The estimate of intercept is

$$ \begin{equation*} b_0=\overline{y}-b_1\overline{x}=\bigg(\frac{17}{5}\bigg)--0.125*\bigg(\frac{127}{5}\bigg). \end{equation*} $$

The best fitted linear regression equation is

$$ \begin{equation*} \hat{y} = 6.5643+ (-0.1246)*x \end{equation*} $$

$x$ $y$ $\hat{y}$ $(y-\hat{y})^2$ $(\hat{y}-\overline{y})^2$ $(y-\overline{y})^2$
1 45 1 0.9582333 0.0017445 5.9622245 5.76
2 30 3 2.8269323 0.0299524 0.3284066 0.16
3 22 4 3.8235718 0.0311269 0.1794130 0.36
4 25 3 3.4498320 0.2023488 0.0024832 0.16
5 5 6 5.9414306 0.0034304 6.4588696 6.76
Total 127 17 0.2686030 12.9313970 13.2000000 127.00

Explained variation $ = SSR = \sum (\hat{y}-\overline{y})^2 =12.9314$

Unexplained variation $ = SSE = \sum (y-\hat{y})^2 =0.2686$

Total variation $ = SST = \sum (y-\overline{y})^2 =13.2$

c.

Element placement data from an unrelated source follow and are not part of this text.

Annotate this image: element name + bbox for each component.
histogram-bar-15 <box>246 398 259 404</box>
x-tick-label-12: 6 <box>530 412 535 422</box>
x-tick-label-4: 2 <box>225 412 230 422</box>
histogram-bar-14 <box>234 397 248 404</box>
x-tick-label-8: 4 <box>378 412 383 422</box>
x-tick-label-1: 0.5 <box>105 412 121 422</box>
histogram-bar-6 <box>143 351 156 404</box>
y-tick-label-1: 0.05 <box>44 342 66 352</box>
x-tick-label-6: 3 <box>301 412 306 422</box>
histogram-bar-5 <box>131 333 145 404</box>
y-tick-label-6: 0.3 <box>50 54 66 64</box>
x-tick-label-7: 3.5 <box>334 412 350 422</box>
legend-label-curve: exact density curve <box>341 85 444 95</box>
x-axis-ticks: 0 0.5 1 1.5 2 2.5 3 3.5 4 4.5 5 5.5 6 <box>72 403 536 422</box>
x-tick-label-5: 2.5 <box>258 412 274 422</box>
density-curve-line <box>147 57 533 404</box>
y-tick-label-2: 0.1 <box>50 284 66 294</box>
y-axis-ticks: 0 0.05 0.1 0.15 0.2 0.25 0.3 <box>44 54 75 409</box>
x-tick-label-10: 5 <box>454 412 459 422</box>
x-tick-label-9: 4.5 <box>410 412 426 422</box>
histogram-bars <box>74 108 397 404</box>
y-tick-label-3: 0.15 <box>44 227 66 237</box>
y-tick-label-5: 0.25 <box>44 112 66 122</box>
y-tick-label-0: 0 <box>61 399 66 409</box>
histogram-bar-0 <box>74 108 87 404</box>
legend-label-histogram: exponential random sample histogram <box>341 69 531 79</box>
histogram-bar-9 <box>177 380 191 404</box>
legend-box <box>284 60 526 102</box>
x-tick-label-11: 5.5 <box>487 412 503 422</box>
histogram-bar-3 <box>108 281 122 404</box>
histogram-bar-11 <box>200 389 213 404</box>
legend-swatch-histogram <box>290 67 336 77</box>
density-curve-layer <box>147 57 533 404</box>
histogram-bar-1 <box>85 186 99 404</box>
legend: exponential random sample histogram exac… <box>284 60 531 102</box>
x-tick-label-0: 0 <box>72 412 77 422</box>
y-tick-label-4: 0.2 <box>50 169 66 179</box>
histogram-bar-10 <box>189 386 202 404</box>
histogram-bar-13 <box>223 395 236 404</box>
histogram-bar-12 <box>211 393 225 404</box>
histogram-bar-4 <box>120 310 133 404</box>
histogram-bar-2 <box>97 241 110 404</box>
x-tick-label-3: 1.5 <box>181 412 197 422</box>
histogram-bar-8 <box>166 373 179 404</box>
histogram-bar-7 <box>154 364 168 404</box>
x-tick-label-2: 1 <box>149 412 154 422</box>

Testing the significance relation between two variables:

$$ \begin{eqnarray*} s^2 = MSE &= & \frac{\sum(y-\hat{y})^2}{n-2}\\ & = &\frac{SSE}{n-2}\\ & = &\frac{0.2686}{3}\\ & = & 0.0895\\ s& = & 0.2992 \end{eqnarray*} $$

Standard error of estimate of $b_1$ is

$$ \begin{eqnarray*} S_{b_1}& = & \frac{s}{\sqrt{\sum(x-\overline{x})^2}}\\ & = &\frac{0.2992}{\sqrt{833.2}}\\ &=& 0.0104 \end{eqnarray*} $$

Hypothesis $H_0: b_1 = 0$ against $H_1 : b_1 \neq 0$.

The test statistic is
$$ \begin{eqnarray*} t & = &\frac{b_1}{s_{b_1}}\\ & = & \frac{-0.1246}{0.0104}\\ &=& -12.0179 \end{eqnarray*} $$

The critical value of $t$ at 0.05 level of significance and for $3$ degrees of freedom is 3.1824.

As the the $|t|$ is greater than $t$-critical we reject the null hypothesis. That is there is a sign ificant relationship between age and hours of television watched.

d. Coefficient of determination $=R^2 =\frac{SSR}{SST} = \frac{12.9314}{13.2}=0.9797 $

$97.97$ percent of the variation in dependent variable (hours of watching television) is explained by the independent variable (Age).